Asha’s story is all too common. Before the current outbreak it was believed that half a million children had not been vaccinated against polio in Somalia for several reasons including lack of access, ignorance and insecurity. Asha was the first reported case of polio in 2014 but since then three more have been reported in the same district of Jariban in Puntland. The newest cases are eight and nine year old boys and a 29 year old man – none of whom had been vaccinated.

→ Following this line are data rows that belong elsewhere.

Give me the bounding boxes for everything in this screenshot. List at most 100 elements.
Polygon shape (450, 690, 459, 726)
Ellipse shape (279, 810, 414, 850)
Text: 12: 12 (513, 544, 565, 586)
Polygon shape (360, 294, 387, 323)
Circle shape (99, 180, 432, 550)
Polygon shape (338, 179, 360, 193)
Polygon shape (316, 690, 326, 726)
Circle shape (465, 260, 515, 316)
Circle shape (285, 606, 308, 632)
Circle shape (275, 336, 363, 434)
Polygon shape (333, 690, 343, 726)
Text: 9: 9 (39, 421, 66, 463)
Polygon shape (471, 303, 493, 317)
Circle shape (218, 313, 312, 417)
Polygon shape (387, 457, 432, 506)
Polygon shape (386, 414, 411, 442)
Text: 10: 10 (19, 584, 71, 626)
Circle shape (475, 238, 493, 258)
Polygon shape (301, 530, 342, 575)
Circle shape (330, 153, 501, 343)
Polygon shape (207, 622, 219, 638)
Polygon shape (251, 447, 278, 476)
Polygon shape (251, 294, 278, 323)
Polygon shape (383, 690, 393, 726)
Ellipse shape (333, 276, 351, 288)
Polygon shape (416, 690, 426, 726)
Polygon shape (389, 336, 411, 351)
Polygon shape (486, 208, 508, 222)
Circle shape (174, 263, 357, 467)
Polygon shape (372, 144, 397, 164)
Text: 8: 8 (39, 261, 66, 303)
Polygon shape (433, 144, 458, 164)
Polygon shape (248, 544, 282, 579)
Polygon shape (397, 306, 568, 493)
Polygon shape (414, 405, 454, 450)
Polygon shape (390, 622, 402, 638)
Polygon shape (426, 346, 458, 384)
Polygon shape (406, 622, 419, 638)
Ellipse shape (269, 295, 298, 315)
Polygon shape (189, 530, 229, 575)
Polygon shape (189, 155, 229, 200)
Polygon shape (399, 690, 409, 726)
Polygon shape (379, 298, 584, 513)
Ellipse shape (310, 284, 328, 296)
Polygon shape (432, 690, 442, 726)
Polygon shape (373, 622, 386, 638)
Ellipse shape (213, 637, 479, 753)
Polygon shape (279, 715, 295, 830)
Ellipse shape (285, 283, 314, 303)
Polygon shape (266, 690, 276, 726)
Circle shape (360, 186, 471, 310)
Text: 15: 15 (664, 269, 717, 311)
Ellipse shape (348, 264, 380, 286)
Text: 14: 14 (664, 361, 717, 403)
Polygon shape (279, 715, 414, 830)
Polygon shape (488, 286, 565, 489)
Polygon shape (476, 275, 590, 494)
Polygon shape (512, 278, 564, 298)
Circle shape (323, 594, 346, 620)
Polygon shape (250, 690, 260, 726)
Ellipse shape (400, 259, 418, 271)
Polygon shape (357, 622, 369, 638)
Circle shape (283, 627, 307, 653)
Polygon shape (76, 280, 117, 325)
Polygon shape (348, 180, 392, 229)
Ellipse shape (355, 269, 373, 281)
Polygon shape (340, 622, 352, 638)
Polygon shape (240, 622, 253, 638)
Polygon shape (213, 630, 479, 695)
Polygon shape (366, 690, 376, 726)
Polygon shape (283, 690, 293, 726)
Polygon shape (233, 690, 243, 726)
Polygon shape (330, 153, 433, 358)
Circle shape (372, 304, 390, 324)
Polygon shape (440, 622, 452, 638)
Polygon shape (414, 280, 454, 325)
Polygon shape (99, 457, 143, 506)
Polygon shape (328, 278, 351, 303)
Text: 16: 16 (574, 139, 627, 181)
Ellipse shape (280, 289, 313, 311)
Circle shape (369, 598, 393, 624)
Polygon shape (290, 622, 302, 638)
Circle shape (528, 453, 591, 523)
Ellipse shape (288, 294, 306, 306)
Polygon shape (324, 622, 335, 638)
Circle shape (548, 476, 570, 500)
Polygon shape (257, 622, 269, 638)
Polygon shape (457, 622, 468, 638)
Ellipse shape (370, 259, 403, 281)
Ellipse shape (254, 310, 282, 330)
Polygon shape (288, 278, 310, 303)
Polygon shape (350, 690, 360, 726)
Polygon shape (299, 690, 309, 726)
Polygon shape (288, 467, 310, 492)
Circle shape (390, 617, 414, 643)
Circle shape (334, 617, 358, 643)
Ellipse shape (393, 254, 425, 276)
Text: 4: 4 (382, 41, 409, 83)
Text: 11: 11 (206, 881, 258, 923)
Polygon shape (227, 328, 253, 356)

“The risk is now higher than before,” says Sarah Hassan Jama, the head of the central Maternal and Child Health Clinic in Galkayo town. “Before we used to talk of polio in other places of the country but now the problem is right here.”

Polio has no cure and is highly contagious. It spread quickly through water or food contaminated with faeces from an infected person. UNICEF and partners are working to scale up polio vaccinations in remote areas and to raise awareness by urging local leaders and religious leaders to speak out and encourage all Somali families to protect their children from polio by taking the vaccine.

“Our Islamic faith calls for the prevention of diseases before they infect people, “ says Sheikh Nur Abdala a local cleric in Galkayo town. “We know polio is a bad disease and is paralyzing our children, vaccination can prevent the diseases and we should leave prevention to the experts, whether they are Muslim or from another religion.”

Since Somalia’s first case of polio in seven years was identified in Mogadishu in May 2013, nearly 200 people nearly all children have been affected. Despite regular nationwide house-to-house polio vaccination campaigns in Somalia, the virus persists.

UNICEF and the World Health Organization are working with partners, with funding from donors, to continue regular polio campaigns. There is hope that, once again, polio can be eradicated from Somalia – but the only way to ensure this is to vaccinate every child.